# K-step ahead forecast of VAR(2)

I am trying to determine how to write the K-step ahead forecast of a VAR(2), with two variables, as a weighted average of its mean and last observations. I understand that one must use companion form, but am unsure of how to derive the weights from it. Any guidance is much appreciated. Thank you.

• It would be useful to see an attempt to see where you need help. Where are you getting stuck? Probably just useful to start with a simple AR(1) model and then work your way up to the more complicated case.
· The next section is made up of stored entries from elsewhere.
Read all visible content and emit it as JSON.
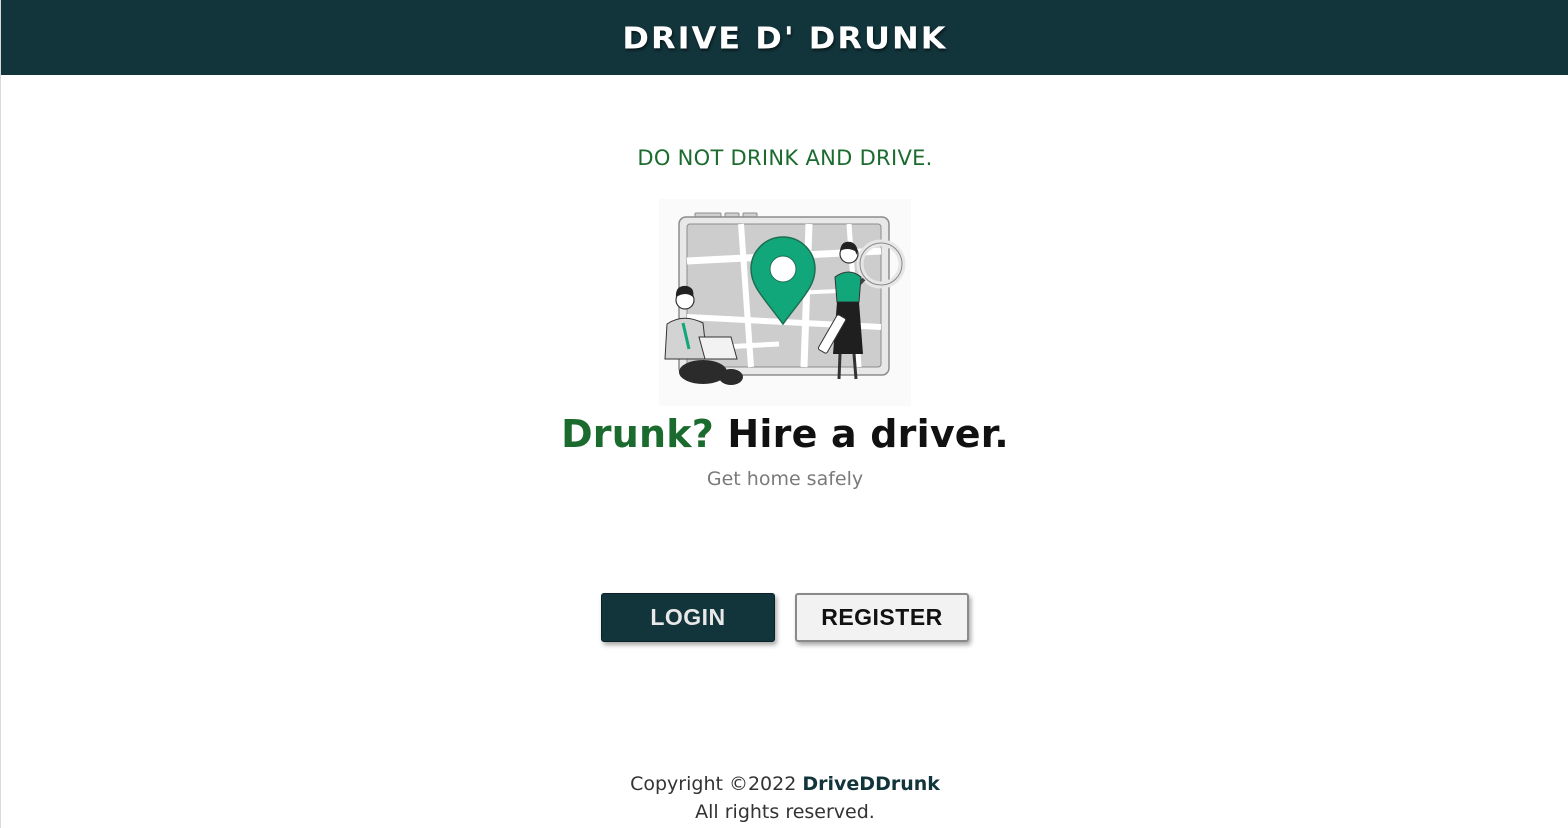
{
  "header": {
    "brand": "DRIVE D' DRUNK",
    "background_color": "#12343b"
  },
  "main": {
    "slogan": "DO NOT DRINK AND DRIVE.",
    "illustration": "map-pin-people-illustration",
    "headline_accent": "Drunk?",
    "headline_rest": "Hire a driver.",
    "subheadline": "Get home safely",
    "accent_color": "#1c6b2e"
  },
  "actions": {
    "login_label": "LOGIN",
    "register_label": "REGISTER"
  },
  "footer": {
    "copyright_prefix": "Copyright ©2022",
    "copyright_brand": "DriveDDrunk",
    "rights": "All rights reserved."
  }
}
May 23 at 16:37

First write the VAR in companion form: $$X_{t+k} = A + B X_{t+k-1} + E_{t+k-1}.$$ Where $$t$$ is the last observation, $$E_j$$ are the errors and $$A$$ and $$B$$ are fixed coefficients.
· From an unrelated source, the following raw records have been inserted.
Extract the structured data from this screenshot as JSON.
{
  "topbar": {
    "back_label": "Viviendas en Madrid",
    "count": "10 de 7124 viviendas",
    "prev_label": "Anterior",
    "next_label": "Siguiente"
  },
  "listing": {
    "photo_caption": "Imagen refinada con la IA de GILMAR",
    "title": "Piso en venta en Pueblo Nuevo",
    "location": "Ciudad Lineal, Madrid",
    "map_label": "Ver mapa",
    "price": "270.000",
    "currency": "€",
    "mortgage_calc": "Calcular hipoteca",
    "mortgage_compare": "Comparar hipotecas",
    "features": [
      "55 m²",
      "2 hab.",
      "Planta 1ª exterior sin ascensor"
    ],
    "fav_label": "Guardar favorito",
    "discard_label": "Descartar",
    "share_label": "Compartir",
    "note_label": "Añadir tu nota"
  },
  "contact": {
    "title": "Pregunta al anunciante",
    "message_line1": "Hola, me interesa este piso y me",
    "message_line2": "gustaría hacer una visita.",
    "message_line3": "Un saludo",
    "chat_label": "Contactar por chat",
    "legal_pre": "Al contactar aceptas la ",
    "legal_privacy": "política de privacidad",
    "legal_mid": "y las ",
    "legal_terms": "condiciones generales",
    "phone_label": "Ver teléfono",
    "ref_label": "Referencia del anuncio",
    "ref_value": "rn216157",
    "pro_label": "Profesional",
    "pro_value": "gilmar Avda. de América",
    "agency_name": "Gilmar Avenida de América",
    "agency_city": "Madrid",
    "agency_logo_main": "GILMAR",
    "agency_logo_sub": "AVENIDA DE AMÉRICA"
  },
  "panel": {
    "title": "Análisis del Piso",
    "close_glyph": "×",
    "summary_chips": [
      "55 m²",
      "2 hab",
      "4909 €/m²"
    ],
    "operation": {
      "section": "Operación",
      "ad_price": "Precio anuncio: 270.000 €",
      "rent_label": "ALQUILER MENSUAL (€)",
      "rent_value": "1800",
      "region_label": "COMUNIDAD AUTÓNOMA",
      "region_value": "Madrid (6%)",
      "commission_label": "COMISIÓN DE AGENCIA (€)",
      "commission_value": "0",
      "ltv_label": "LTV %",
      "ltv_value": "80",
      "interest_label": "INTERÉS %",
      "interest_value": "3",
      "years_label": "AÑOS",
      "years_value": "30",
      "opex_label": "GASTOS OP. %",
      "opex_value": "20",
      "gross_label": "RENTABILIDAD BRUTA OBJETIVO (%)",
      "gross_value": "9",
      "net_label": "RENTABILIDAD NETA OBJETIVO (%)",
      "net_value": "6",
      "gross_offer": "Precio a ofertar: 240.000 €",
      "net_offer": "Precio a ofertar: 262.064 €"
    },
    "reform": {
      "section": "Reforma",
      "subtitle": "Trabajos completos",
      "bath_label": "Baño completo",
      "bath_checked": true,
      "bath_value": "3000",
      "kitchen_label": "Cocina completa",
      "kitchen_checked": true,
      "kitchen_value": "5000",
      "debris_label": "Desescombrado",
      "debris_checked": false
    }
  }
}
Then solving recursively: \begin{align*} X_{t+k} &= A + B X_{t+k-1}+ E_{t+k-1},\\ &= A + B(A + B X_{t+k-2} + E_{t+k-2}) + E_{t+k-1},\\ &= (I + B)A + B^2 X_{t+k-2} + B E_{t+k-2} + E_{t+k-1},\\ &= (I + B)A + B^2(A + BX_{t+k-3} + E_{t+k-3}) + B E_{t+k-2} + E_{t+k-1},\\ &= (I + B + B^2)A + B^3 X_{t+k-3} + B^2 E_{t+k-3} + B E_{t+k-2} + E_{t+k-1},\\ &= \ldots\\ &= A \sum_{j = 0}^{k-1} B^j + B^{k} X_t + \sum_{j = 0}^{k-1} B^j E_{t+k-j-1} \end{align*} Then taking conditional expectations and using $$\mathbb{E}(E_j|X_t) = 0$$, gives: $$\mathbb{E}(X_{t+k}|X_t) = A \sum_{j = 0}^{k-1} B^j + B^{k} X_t.$$ If we let $$k \to \infty$$ and if $$B^k \to 0$$ (i.e. the process is stable) we have that: $$\mathbb{E}(X_{t+k}|X_t)\to \mathbb{E}(X_\infty) = A \sum_{j = 0}^\infty B^j = A(1 - B)^{-1}$$ Substituting $$A = \mathbb{E}(X_\infty) (1- B)$$ gives: $$\mathbb{E}(X_{t+k}) = \mathbb{E}(X_\infty)(1- B) \sum_{j = 0}^{k-1} B^j + B^{k} X_t.$$ This is a weighted sum of $$\mathbb{E}(X_\infty)$$ and $$X_t$$. In fact a weighted average as the weights add to the unit matrix: $$(I - B) \sum_{j = 0}^{k-1} B^j + B^k = \sum_{j = 0}^{k-1} B^j - \sum_{j = 1}^{k} B^j + B^{k} = B^0 - B^{k} + B^{k} = I$$